Q: Is it easy to find Hui food outside of Anhui?
Not really. Unlike Sichuan or Cantonese cuisine, which have spread across China and abroad, Hui cuisine remains mostly local. You might find an “Anhui-style” dish in bigger cities like Shanghai or Hangzhou, but it’s often adjusted to suit broader tastes. If you’re outside China, you’d be lucky to find a single authentic Hui restaurant. This makes eating in Anhui a bit of a one-time chance. For those truly curious about regional Chinese food, this is a destination worth visiting for the plate alone.

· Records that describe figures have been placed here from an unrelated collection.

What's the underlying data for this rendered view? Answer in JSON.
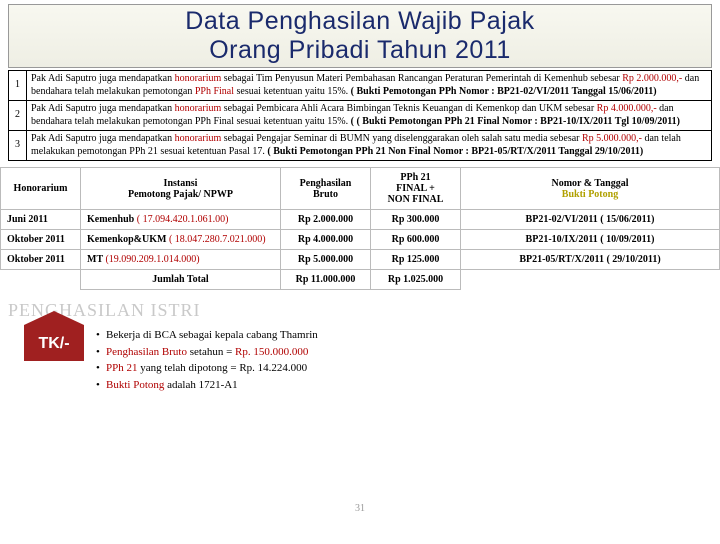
{
  "title": {
    "line1": "Data Penghasilan Wajib Pajak",
    "line2": "Orang Pribadi Tahun 2011"
  },
  "desc_rows": [
    {
      "n": "1",
      "pre": "Pak Adi Saputro juga mendapatkan ",
      "hl": "honorarium",
      "post1": " sebagai Tim Penyusun Materi Pembahasan Rancangan Peraturan Pemerintah di Kemenhub sebesar ",
      "amt": "Rp 2.000.000,-",
      "post2": " dan bendahara telah melakukan pemotongan ",
      "pph": "PPh Final",
      "post3": " sesuai ketentuan yaitu 15%. ",
      "bold": " ( Bukti Pemotongan PPh Nomor : BP21-02/VI/2011 Tanggal 15/06/2011)"
    },
    {
      "n": "2",
      "pre": "Pak Adi Saputro juga mendapatkan ",
      "hl": "honorarium",
      "post1": " sebagai Pembicara Ahli Acara Bimbingan Teknis Keuangan di Kemenkop dan UKM sebesar ",
      "amt": "Rp 4.000.000,-",
      "post2": " dan bendahara telah melakukan pemotongan PPh Final sesuai ketentuan yaitu 15%. ",
      "pph": "",
      "post3": "",
      "bold": "( ( Bukti Pemotongan PPh 21 Final Nomor : BP21-10/IX/2011 Tgl 10/09/2011)"
    },
    {
      "n": "3",
      "pre": "Pak Adi Saputro juga mendapatkan ",
      "hl": "honorarium",
      "post1": " sebagai Pengajar Seminar di BUMN yang diselenggarakan oleh salah satu media  sebesar ",
      "amt": "Rp 5.000.000,-",
      "post2": " dan telah melakukan pemotongan PPh 21 sesuai ketentuan Pasal 17. ",
      "pph": "",
      "post3": "",
      "bold": " ( Bukti Pemotongan PPh 21 Non Final Nomor : BP21-05/RT/X/2011 Tanggal 29/10/2011)"
    }
  ],
  "headers": {
    "c1": "Honorarium",
    "c2a": "Instansi",
    "c2b": "Pemotong Pajak/ NPWP",
    "c3a": "Penghasilan",
    "c3b": "Bruto",
    "c4a": "PPh 21",
    "c4b": "FINAL +",
    "c4c": "NON FINAL",
    "c5a": "Nomor & Tanggal",
    "c5b": "Bukti Potong"
  },
  "rows": [
    {
      "period": "Juni 2011",
      "inst": "Kemenhub ",
      "npwp": "( 17.094.420.1.061.00)",
      "bruto": "Rp 2.000.000",
      "pph": "Rp 300.000",
      "bp": "BP21-02/VI/2011 ( 15/06/2011)"
    },
    {
      "period": "Oktober 2011",
      "inst": "Kemenkop&UKM ",
      "npwp": "( 18.047.280.7.021.000)",
      "bruto": "Rp 4.000.000",
      "pph": "Rp 600.000",
      "bp": "BP21-10/IX/2011 ( 10/09/2011)"
    },
    {
      "period": "Oktober 2011",
      "inst": "MT ",
      "npwp": "(19.090.209.1.014.000)",
      "bruto": "Rp 5.000.000",
      "pph": "Rp 125.000",
      "bp": "BP21-05/RT/X/2011 ( 29/10/2011)"
    }
  ],
  "total": {
    "label": "Jumlah Total",
    "bruto": "Rp 11.000.000",
    "pph": "Rp 1.025.000"
  },
  "section2": "PENGHASILAN ISTRI",
  "tk": "TK/-",
  "istri": {
    "l1": "Bekerja di BCA sebagai kepala cabang Thamrin",
    "l2a": "Penghasilan Bruto",
    "l2b": " setahun = ",
    "l2c": "Rp. 150.000.000",
    "l3a": "PPh 21",
    "l3b": " yang telah dipotong = Rp. 14.224.000",
    "l4a": "Bukti Potong",
    "l4b": " adalah 1721-A1"
  },
  "pagenum": "31"
}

Q: What’s the deal with herbs in Hui cuisine? Are they just for health?
In Anhui, herbs aren’t a side story—they’re part of the plot. Sure, goji berries, angelica root, or chrysanthemum might have health benefits, but locals add them because that’s how their families have always cooked. A stew might include yam, red dates, and dried longan—not because it’s trendy, but because grandma said so. The result isn’t bitter medicine, but something that feels restorative without shouting about it. It’s food that listens to your body. No buzzwords. Just quiet logic passed down by taste.